How Do Plants Make Seeds?

How Seeds Are Produced

The production of seeds in plants requires both male and female plants. The male plants produce pollen which is then carried to a female plant by birds, bees, insects or wind. The pollen makes its way inside the female plant, where it connects with the ovaries and produces seeds. The female plants then project the seeds outward to be dropped in the surrounding soil to produce offspring.

How Pollination Works

In order for seeds to be produced, plants must first be pollinated by insects and animals in their surrounding ecosystem. Many plants and flowers attract birds, butterflies, bees and others by having large colorful flowers, or by having a large, elaborate decoration near where the pollen or ovaries are located.

Pollen is produced on the stamen inside male plants, which is often decorative and attractive to bees and insects. While male and female plants may grow close to one another, they cannot reproduce without the help of wind and creatures. Plants produce pollen as a source of food for insects and animals in order to attract them, but it is also essential to their reproduction. When bees, birds or insects touch pollen, it sticks to them. Then when they go to a female plant to feed on the pollen, the pollen is dropped onto the female plant's pistil, where it travels to the ovaries, where seeds are then produced.

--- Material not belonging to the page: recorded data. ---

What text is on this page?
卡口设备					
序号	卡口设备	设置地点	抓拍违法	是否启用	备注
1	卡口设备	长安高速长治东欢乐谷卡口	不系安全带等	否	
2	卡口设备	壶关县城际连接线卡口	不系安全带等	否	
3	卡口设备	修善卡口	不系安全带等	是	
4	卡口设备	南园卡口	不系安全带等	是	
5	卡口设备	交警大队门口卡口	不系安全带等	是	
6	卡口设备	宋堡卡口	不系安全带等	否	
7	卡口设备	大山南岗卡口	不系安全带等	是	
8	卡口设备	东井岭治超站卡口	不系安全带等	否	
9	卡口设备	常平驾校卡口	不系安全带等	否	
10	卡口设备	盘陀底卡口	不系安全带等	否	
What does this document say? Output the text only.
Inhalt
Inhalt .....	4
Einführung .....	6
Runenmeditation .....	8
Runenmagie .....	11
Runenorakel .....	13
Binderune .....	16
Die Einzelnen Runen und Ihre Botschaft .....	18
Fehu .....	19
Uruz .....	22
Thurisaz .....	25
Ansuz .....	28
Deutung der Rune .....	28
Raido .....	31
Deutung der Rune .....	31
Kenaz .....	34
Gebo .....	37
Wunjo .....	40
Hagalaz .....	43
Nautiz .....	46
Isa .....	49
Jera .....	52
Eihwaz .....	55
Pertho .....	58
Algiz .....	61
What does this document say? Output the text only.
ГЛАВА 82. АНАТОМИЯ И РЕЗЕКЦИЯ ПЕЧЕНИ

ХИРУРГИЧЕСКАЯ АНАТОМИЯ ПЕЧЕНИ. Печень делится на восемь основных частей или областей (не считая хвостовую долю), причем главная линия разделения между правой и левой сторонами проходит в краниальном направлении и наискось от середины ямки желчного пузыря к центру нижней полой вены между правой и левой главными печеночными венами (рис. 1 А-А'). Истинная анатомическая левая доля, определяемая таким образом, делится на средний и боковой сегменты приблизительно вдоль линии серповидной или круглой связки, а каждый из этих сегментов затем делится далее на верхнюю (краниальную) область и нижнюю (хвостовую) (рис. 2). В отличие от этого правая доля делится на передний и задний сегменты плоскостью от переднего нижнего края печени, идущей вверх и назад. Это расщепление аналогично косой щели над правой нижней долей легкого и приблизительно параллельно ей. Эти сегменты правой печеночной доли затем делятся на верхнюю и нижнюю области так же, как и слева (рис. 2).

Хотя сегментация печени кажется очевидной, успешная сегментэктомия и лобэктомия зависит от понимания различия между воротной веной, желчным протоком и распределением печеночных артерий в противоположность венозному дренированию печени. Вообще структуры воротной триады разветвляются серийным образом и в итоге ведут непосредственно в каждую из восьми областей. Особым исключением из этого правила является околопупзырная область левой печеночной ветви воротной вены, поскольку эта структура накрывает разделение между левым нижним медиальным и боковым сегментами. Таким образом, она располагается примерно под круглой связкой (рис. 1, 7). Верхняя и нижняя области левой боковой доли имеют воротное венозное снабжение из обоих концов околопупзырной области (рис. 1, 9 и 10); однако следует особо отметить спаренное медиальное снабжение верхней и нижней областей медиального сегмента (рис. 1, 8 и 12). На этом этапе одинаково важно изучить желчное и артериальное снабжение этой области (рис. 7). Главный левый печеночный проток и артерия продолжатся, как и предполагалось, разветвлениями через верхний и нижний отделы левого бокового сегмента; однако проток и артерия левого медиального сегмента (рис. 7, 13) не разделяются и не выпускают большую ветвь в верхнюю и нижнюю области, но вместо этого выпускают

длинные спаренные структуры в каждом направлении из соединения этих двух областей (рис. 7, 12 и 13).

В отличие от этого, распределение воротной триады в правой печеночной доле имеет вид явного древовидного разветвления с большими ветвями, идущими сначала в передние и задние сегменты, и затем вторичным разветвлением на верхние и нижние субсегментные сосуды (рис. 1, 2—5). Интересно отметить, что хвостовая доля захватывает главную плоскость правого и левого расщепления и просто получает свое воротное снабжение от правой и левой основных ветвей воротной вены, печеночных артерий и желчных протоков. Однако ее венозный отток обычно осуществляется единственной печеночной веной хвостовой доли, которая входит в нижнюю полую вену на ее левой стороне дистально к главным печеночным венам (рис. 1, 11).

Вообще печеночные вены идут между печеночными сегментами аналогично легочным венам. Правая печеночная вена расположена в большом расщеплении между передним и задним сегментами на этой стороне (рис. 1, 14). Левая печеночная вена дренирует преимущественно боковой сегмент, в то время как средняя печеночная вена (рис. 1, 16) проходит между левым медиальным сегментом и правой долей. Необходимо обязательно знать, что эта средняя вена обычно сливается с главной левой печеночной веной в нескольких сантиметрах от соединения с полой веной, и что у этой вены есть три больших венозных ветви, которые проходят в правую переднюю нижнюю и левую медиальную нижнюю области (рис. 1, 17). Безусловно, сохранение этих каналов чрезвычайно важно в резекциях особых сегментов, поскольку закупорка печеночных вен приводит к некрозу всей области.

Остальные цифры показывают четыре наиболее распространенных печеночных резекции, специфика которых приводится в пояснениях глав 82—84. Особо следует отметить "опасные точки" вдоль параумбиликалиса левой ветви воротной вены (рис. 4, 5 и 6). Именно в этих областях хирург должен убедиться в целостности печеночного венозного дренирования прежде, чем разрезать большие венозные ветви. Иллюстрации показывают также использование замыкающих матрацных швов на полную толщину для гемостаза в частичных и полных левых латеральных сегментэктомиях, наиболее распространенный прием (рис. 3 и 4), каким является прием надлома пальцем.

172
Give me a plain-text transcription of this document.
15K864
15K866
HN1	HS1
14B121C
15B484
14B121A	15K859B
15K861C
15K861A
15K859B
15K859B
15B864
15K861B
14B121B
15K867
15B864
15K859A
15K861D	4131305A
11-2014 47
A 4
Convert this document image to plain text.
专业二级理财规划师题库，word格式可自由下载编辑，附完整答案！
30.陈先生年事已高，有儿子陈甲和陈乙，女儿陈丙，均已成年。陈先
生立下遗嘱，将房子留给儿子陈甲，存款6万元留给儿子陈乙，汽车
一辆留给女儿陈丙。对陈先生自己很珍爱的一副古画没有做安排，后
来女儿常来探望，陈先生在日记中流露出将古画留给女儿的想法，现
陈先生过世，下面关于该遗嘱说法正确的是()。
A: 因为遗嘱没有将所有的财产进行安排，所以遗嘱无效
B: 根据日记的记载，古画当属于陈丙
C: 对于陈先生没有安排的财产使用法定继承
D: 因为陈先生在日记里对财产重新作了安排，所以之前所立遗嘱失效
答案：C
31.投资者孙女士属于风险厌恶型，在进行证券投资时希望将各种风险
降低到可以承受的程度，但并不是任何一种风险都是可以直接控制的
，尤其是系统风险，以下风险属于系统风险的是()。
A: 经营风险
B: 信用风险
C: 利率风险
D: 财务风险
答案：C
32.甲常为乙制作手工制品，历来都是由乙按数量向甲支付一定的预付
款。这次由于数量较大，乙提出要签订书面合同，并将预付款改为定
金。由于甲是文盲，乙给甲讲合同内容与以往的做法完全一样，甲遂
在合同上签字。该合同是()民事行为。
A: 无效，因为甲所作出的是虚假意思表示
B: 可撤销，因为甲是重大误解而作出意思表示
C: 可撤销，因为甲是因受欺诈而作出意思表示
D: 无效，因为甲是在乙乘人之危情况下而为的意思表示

It can take anywhere from a week to a year for seeds to be fully developed inside the plant. It depends on the species and how many seeds it is producing. Some fruit-bearing plants take much longer to produce fruit, which contain the seeds produced by the plant.

Seed Dispersal

Seeds ensure that more of that particular species will carry on, and many plants produce hundreds, even thousands, of seeds at once in hopes of just getting one additional plant to sprout. Seeds can survive a long time in the ground before rooting and producing a plant or flower. Some plants drop seedlings in the fall that don't produce a plant until spring. Some plants can produce multiple rounds of seeds in a season. Some flowers are able to be pollinated once, drop their seeds, and then get pollinated again and reproduce more seeds. This cycle can continue over and over throughout that season until a frost, or until the mother plant dies. Other plants may only produce one round of seedlings, and then die. Some plants are perennials, meaning that they return each year, while annuals may only live for one season.

Once these new seedlings have been dropped by the mother flower and they begin to grow on their own, they will then repeat the cycle and produce more seeds the same way as their mother and father plants did, using pollen.